Sonntag, 13. Dezember 2015

Geisterstunde [Teil 09] Kapitel 8


Hallo ihr Lieben!
Halbzeit ist geschafft und langsam muss ich echt alle Geschenke zusammensammeln. Ich freue mich schon total auf Weihnachten, weil ich dann zum ersten Mal seit meinem Umzug ziemlich lange wieder zu meinen Eltern, Freunden und der restlichen, buckligen Verwandtschaft fahre. Ich muss echt mal mit Kofferpacken anfangen und mir überlegen, wie ich die ganzen Geschenke nebst Kleidung und anderem Zeug da reinquetsche...
Okay, genug gelabert, da lasse ich dann doch lieber in Ruhe, damit ihr das nächste Kapitel von GEISTERSTUNDE lesen könnt. Übrigens auch zu finden auf...
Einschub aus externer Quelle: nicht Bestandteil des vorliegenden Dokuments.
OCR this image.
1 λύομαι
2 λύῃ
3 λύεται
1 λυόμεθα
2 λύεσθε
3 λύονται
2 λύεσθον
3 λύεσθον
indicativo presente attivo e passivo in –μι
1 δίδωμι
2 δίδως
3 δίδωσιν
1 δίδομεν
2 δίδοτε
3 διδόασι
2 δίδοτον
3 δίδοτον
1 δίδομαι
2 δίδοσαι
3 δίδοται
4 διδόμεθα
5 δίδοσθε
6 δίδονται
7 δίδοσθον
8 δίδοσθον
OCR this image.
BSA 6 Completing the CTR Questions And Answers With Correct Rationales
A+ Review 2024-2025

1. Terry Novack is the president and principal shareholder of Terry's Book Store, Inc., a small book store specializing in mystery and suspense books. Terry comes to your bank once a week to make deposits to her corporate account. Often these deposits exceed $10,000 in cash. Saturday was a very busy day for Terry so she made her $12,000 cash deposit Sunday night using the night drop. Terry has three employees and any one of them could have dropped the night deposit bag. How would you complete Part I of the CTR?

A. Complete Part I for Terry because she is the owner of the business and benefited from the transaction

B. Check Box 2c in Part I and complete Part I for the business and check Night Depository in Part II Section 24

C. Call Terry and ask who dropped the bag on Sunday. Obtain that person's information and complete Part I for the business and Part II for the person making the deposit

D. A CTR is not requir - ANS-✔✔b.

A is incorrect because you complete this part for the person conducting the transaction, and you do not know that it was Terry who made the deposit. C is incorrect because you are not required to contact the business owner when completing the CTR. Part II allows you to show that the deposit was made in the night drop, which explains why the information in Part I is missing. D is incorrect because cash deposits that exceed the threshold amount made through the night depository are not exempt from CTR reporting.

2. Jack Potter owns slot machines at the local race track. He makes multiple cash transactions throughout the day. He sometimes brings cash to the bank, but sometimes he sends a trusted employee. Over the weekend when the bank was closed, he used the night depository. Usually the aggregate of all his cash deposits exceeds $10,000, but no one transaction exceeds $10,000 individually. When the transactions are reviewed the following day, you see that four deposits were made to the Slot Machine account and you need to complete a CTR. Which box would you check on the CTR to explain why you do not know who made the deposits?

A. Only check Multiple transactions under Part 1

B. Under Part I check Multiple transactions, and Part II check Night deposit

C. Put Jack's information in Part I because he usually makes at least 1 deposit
Nach der Scheidung ihrer Eltern zieht Amalia Altenberg mit ihrer Mutter in deren Geburtsort Würzburg. Im Haus ihrer Großmutter scheint es lange gehütete Geheimnisse zu geben. Flüsternde Stimmen halten Am nachts wach und verfolgen sie sogar in ihren Träumen. Als sie bei einer Übernachtungsparty mit ihren neuen Freundinnen die verschlossene Tür im Hausgang öffnet, stößt sie auf eine völlig andere Welt. Bei einer harmlosen Partie mit dem Hexenbrett rufen die vier Freundinnen versehentlich einen rachsüchtigen Geist, der offenbar noch eine Rechnung mit der Familie Altenberg zu begleichen hat. Kann Amalia mit ihrem begrenzten Wissen über Magie den Geist vertreiben? Und welche Geheimnisse hütet ihre Großmutter noch?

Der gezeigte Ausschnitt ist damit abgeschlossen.